Por otra parte, Pedro, aquel que sería el primer Papa de la Iglesia fundada por Cristo, sabía que los discípulos del Mesías debían estar
“siempre dispuestos a dar respuesta a todo el que os pida razón de vuestra esperanza” (1 Pe 3, 15)
Y la tal razón la encontramos intacta en cada uno de los textos que nos ofrecen estos más de 70 libros que recogen, en la Antigua y Nueva Alianza, un quicio sobre el que apoyar el edificio de nuestra vida, una piedra angular que no pueda desechar el mundo porque es la que le da forma, la que encierra respuestas a sus dudas, la que brota para hacer sucumbir nuestra falta de esperanza, esa virtud sin la cual nuestra existencia no deja de ser sino un paso vacío por un valle yerto.

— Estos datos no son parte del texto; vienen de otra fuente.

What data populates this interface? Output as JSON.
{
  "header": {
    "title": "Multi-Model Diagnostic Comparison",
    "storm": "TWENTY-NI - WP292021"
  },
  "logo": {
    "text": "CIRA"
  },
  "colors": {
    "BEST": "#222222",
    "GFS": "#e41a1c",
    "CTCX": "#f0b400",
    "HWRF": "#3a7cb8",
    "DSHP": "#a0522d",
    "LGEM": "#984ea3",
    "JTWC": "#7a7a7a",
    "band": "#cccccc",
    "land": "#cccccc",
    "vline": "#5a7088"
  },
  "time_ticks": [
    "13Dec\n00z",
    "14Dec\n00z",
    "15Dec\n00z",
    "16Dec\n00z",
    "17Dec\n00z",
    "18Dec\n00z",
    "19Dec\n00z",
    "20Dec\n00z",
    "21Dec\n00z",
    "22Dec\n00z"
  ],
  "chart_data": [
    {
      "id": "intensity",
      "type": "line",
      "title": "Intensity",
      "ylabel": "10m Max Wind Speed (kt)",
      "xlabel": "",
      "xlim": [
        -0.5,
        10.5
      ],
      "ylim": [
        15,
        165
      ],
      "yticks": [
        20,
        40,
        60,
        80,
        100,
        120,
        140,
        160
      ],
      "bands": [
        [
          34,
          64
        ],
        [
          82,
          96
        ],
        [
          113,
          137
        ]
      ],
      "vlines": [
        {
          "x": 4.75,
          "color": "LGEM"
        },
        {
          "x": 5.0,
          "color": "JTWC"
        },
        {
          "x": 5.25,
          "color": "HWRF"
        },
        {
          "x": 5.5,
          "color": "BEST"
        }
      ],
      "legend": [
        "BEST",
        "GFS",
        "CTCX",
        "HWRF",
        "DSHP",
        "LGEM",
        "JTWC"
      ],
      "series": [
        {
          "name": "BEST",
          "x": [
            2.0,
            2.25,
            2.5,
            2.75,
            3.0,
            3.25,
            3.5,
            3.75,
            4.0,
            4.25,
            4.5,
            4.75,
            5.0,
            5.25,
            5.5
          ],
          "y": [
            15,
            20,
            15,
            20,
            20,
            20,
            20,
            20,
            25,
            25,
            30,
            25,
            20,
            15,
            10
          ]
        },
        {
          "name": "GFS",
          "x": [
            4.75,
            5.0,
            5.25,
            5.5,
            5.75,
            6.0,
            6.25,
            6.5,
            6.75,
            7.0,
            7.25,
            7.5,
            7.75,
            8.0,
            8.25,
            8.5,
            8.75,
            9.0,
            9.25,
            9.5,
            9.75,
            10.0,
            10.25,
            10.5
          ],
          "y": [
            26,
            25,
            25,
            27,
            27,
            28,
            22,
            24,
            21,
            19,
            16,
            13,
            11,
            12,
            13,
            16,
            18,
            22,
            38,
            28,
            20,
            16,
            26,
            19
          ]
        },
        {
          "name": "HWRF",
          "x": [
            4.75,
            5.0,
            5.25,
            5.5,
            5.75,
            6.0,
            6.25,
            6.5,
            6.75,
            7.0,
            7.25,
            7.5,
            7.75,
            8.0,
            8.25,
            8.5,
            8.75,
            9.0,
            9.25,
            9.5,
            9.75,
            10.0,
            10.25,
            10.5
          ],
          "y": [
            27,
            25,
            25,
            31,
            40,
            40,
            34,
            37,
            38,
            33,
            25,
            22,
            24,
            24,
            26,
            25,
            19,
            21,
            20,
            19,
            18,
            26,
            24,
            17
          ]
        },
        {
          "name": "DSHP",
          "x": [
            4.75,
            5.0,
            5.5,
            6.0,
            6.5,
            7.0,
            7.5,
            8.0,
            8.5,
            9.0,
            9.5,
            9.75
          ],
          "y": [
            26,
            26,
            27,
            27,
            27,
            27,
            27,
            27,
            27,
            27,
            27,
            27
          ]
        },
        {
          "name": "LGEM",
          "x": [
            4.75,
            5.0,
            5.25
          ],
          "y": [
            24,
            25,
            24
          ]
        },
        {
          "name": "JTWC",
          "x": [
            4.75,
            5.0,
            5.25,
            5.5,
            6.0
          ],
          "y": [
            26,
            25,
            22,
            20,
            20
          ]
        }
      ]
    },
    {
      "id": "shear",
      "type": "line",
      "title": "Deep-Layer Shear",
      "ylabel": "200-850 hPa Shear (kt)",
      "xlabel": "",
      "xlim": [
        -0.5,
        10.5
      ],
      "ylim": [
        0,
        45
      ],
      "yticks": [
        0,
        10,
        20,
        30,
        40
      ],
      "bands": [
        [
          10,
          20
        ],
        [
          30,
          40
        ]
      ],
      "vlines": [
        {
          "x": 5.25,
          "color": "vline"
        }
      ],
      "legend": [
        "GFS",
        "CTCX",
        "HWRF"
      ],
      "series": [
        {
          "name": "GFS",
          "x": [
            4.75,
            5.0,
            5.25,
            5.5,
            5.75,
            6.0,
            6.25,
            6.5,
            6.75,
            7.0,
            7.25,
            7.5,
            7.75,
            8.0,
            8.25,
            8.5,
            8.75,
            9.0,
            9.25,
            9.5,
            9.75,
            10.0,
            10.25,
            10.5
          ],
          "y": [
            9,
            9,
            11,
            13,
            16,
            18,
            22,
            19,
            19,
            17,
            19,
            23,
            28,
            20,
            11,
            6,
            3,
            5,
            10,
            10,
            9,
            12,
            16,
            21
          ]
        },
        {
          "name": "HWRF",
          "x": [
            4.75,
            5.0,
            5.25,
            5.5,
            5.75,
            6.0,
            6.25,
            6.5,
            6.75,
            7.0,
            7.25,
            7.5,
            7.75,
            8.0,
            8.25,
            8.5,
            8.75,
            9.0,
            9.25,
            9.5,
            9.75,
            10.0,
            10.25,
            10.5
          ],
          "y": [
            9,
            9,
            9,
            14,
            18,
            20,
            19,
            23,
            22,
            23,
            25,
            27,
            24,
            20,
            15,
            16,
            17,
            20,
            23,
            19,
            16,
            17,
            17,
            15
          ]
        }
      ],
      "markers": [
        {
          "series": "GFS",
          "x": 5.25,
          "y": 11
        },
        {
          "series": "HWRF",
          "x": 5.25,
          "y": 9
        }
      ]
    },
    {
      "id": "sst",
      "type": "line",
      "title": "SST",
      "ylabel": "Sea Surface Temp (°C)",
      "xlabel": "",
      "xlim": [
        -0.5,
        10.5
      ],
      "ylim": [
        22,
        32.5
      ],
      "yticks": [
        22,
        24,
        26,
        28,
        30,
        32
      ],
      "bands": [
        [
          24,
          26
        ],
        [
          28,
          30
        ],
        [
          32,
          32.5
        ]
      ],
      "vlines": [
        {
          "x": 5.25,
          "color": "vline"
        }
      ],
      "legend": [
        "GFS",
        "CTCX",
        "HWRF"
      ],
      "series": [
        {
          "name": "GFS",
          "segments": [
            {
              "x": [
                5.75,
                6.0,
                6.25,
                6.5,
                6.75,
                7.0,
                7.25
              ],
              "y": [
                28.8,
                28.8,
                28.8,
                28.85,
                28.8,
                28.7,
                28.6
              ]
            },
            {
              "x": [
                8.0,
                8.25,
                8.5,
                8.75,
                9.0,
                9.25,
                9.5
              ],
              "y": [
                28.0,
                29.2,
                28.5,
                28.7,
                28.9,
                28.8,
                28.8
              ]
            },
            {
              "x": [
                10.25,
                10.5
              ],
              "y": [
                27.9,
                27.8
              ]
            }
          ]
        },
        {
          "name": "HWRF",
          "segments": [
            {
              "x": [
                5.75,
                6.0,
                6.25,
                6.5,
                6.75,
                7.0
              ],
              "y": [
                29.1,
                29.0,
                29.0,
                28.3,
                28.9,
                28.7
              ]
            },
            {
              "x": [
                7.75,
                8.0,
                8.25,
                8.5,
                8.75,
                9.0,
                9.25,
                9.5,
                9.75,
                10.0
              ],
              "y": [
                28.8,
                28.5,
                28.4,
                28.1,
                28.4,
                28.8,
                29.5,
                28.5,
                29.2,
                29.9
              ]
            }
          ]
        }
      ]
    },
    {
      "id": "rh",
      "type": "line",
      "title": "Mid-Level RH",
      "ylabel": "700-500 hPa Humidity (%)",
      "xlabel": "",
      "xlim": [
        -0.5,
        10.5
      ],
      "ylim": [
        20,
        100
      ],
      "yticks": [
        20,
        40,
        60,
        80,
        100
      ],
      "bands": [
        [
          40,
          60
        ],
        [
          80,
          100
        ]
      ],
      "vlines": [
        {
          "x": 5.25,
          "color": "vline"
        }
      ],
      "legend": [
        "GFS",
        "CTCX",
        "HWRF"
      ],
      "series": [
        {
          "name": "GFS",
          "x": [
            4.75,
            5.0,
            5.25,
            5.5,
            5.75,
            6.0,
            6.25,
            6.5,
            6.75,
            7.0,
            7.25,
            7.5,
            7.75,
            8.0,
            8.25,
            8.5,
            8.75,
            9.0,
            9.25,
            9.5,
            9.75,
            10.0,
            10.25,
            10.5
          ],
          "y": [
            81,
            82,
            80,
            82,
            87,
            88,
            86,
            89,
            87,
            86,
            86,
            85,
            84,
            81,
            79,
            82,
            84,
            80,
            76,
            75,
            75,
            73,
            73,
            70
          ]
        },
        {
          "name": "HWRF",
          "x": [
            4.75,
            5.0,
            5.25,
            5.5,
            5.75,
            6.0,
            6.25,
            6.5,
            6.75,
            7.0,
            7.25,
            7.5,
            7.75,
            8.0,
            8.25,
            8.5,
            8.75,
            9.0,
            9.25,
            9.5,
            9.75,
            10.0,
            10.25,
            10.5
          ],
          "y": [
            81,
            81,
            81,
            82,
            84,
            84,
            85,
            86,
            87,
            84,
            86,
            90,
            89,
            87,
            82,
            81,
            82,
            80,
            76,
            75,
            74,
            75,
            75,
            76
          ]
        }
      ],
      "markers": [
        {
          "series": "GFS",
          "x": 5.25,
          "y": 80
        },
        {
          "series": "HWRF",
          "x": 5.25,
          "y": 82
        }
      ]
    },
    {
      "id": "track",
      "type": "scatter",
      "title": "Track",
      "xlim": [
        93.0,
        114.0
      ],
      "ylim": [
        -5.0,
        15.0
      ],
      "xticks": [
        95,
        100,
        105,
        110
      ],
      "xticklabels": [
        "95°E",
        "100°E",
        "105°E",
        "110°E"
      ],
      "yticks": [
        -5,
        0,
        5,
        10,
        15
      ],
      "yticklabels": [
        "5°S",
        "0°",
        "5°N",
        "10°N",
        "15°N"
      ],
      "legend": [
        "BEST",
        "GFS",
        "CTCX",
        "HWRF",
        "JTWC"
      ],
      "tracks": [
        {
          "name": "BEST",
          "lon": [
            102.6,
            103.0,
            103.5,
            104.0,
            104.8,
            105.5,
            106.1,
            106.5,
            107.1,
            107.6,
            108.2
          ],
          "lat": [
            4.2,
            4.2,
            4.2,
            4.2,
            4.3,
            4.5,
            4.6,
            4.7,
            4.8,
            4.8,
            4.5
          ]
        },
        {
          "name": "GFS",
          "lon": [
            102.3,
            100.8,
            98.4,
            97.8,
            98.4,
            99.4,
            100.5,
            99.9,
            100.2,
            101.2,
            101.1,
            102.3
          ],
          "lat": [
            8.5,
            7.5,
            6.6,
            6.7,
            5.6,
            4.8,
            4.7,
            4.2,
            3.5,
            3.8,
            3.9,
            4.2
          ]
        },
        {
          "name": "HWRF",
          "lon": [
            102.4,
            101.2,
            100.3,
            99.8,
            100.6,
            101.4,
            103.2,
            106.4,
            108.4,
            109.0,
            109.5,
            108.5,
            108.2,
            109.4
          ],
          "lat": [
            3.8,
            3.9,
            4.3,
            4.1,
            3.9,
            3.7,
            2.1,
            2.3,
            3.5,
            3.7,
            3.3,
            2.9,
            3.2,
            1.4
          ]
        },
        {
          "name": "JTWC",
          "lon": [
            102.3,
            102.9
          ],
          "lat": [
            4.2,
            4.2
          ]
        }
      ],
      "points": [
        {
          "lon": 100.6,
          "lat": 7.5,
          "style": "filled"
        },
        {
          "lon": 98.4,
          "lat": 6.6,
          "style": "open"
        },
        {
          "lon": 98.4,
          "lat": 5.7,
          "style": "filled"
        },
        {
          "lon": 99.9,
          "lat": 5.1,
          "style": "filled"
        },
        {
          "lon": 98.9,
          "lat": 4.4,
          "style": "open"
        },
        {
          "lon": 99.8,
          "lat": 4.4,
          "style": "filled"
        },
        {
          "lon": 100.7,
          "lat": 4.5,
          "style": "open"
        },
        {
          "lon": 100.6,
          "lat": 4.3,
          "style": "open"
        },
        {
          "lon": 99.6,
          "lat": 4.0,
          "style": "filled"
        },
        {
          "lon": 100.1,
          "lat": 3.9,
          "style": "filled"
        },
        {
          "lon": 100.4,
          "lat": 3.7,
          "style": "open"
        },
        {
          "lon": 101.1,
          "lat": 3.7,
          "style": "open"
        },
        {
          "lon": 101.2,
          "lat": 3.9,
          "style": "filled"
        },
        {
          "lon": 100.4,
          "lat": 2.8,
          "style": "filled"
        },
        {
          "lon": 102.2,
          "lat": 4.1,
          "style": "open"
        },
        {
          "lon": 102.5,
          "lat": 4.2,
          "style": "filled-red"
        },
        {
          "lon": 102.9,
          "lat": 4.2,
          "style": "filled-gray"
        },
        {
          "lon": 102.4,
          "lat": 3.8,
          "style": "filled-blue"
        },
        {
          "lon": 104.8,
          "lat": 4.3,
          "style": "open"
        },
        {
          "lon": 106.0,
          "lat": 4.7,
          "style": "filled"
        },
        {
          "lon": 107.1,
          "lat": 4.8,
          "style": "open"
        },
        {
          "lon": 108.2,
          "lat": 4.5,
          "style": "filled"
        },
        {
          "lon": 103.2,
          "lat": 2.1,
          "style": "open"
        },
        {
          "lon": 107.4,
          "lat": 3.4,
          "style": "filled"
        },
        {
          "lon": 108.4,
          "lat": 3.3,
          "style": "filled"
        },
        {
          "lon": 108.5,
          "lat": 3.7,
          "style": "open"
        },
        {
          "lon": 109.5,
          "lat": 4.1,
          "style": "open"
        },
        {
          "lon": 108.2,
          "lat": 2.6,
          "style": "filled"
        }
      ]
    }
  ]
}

La Santa Biblia es, pues, el instrumento espiritual del que podemos valernos para afrontar aquello que nos pasa. No es, sin embargo, un recetario donde se nos indican las proporciones de estas o aquellas virtudes. Sin embargo, a tenor de lo que dice Francisco Varo en su libro “¿Sabes leer la Biblia? “ (Planeta Testimonio, 2006, p. 153)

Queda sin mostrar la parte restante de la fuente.